The Big Game is an annual rugby union match hosted by Harlequins since 2008 and Harlequins Women since 2021. It is held during the Christmas holiday season each year. It is one of the regular home matches in Premiership Rugby for the men's team and in Premiership Women's Rugby for the women's team. The fixture is moved from their usual home ground at the Twickenham Stoop (with a capacity of 14,816) to the much larger Twickenham Stadium (with 82,000 seats).

There have been other high-profile matches in London between Premiership Rugby clubs at other times, including the London Double Header (2004–2017), Bath's The Clash at Twickenham and Saracens' games at Wembley Stadium, London Stadium and Tottenham Hotspur Stadium.

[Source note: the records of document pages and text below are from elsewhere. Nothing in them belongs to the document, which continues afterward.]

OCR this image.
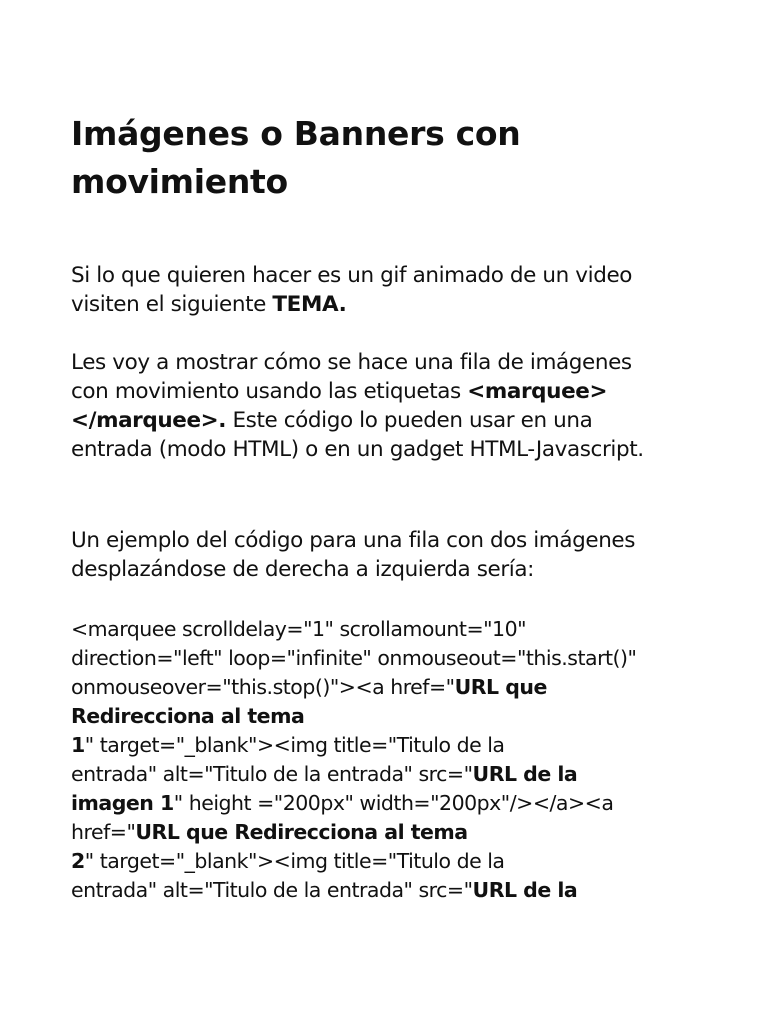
Imágenes o Banners con
movimiento

Si lo que quieren hacer es un gif animado de un video
visiten el siguiente TEMA.

Les voy a mostrar cómo se hace una fila de imágenes
con movimiento usando las etiquetas <marquee>
</marquee>. Este código lo pueden usar en una
entrada (modo HTML) o en un gadget HTML-Javascript.

Un ejemplo del código para una fila con dos imágenes
desplazándose de derecha a izquierda sería:

<marquee scrolldelay="1" scrollamount="10"
direction="left" loop="infinite" onmouseout="this.start()"
onmouseover="this.stop()"><a href="URL que
Redirecciona al tema
1" target="_blank"><img title="Titulo de la
entrada" alt="Titulo de la entrada" src="URL de la
imagen 1" height ="200px" width="200px"/></a><a
href="URL que Redirecciona al tema
2" target="_blank"><img title="Titulo de la
entrada" alt="Titulo de la entrada" src="URL de la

Since 2022 Harlequins have also hosted an additional match at Twickenham near the end of the season known as Big Summer Kick-off.

==Big Game 2==

- Big Game 2 set a record Premiership attendance of 76,716.

==Big Game 4==

- Going into the game Harlequins had won all of their Premiership games, but fell to defeat in this their eleventh game to the team second in the table. As Twickenham had a capacity 82,000 crowd this game set a global rugby union attendance record for a regular-season club fixture.

==Big Game 13==

Pending developments with the COVID-19 pandemic, Big Game 13 was planned to be held in spring 2021. The game never came to fruition and Harlequins would instead return to Twickenham twice the following season. Big Game 13 was the first time that Harlequins Women had played a Premier 15s match at Twickenham Stadium.

==Big Game 14==

Harlequins intended to play Big Game 14 during the normal festive period. However, due to industrial action they were forced to play their festive fixture against Bristol Bears at Twickenham Stoop and would instead move their round 19 match against Exeter Chiefs to Twickenham. They would return to Twickenham the following month for their annual 'Big Summer Kick-Off' match

== Big Game 16 ==
This would be the first Big Game in the remamed "Allianz Stadium".